DR. O'SULLIVAN: I can show it on a PowerPoint afterwards. It is interesting. It is a way of imaging the target to see what degree of movement is possible. You obviously can't do it with CT because you are exposing someone to radiation for an hour; but you can do it with MRI, and we can take videos of MRI and show the movement, which is what Murray is referring to. That is, again, something I think we should be looking at, if we are getting at this type of precision of coverage of the target.

DR. BRENNAN: I think the more that we can, from this group, encourage that other diagnostic modalities be included in moving this field ahead. We have focused very much on the tissue; but the whole concept of moving imaging modalities ahead, which we really haven't discussed, is a very important one. Whether it is imaging for localization, whether it is PET scan for advanced disease -- we really haven't addressed that. It is purely a matter of time.

DR. DEMETRI: I wanted to say exactly the same thing. Just replace IMRT with a new drug and you have the issue that we are talking about.

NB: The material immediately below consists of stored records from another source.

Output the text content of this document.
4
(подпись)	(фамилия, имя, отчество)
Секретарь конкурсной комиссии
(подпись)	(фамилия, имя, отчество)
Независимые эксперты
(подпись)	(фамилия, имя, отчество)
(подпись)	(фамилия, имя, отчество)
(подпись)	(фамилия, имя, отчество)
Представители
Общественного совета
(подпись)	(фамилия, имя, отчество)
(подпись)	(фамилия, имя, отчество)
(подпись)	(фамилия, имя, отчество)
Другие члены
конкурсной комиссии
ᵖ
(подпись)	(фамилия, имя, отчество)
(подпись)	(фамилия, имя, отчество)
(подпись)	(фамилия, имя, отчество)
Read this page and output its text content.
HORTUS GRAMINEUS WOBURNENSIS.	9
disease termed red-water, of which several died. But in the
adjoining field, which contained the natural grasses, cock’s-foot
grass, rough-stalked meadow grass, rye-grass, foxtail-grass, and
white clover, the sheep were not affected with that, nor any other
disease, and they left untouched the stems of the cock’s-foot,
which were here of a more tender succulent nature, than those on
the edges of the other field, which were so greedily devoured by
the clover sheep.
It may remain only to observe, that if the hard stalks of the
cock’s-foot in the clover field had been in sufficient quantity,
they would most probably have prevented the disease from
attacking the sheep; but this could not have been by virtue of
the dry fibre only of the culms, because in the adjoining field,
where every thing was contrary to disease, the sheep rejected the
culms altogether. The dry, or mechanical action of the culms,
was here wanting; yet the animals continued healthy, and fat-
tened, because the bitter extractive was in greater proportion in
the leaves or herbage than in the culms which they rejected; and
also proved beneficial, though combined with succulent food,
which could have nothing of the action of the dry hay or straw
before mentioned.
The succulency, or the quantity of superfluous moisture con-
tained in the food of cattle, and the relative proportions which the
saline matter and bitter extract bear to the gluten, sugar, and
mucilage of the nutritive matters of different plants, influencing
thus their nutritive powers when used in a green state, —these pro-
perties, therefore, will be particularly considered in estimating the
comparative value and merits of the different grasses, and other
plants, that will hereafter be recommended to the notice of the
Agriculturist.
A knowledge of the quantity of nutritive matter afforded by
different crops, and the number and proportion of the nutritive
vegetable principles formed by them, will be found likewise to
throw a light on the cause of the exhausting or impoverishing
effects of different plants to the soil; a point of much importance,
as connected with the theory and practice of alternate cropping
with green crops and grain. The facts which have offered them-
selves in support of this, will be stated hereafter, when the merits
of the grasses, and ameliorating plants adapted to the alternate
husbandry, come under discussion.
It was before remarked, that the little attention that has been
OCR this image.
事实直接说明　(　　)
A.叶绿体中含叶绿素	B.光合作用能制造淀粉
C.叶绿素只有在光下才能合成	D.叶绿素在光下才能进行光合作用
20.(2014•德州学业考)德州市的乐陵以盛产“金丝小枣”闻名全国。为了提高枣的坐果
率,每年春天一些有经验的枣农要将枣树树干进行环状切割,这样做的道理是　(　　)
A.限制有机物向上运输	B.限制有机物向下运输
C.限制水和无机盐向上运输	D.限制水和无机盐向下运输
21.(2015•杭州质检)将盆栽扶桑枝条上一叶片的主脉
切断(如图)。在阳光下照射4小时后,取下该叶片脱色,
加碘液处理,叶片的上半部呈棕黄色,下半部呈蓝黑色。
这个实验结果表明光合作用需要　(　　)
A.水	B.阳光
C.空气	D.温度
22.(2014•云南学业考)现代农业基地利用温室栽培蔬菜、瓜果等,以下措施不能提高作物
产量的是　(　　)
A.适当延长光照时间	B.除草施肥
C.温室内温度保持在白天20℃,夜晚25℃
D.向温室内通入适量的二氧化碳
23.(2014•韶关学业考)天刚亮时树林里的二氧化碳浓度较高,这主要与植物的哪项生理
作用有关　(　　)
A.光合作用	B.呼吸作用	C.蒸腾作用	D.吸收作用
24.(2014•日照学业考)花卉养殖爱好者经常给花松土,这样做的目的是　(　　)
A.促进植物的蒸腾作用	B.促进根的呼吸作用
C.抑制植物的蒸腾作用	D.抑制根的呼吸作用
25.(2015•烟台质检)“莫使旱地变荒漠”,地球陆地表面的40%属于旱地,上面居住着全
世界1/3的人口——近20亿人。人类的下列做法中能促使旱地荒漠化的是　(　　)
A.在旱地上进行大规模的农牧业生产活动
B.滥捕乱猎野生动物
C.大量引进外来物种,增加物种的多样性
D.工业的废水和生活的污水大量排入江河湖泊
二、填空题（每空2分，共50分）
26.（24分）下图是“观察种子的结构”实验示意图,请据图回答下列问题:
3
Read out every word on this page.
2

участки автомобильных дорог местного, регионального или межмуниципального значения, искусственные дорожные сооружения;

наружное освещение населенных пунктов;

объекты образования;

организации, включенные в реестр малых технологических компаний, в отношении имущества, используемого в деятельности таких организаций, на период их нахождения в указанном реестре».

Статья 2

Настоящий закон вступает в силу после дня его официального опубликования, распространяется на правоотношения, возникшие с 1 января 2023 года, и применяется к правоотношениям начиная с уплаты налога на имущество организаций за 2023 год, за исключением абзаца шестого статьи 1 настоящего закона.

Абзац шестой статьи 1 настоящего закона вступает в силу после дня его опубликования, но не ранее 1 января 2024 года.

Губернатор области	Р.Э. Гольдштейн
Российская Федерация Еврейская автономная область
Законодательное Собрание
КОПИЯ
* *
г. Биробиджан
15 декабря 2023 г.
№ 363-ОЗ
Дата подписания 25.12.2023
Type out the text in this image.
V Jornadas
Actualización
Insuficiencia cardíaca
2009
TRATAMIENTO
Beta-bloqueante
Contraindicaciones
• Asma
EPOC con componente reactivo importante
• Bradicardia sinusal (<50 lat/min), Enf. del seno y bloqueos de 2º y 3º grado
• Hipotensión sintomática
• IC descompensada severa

I don't want to focus on the specifics here, but I think it is great to have this group of radiation docs, medical docs, surgical docs, all talking about what are the questions we want to ask in this field. Here is a new technology. How is the field going to test it in sarcomas, and really capitalize on that? So, rather than focus on the specifics, I am encouraged by the give and take, the back and forth, about wanting to take a technology that we all see going out there haphazardly, as Bob said, and saying, "Look, it is important enough, we use radiation, and we, as a field, should capitalize on it," and then let the experts decide how to test that in our field.

I like the fact that you brought that up. I then encourage us to then help develop the multidisciplinary strategy that will help us develop the specific questions in light of these specific limitations that Brian is talking about.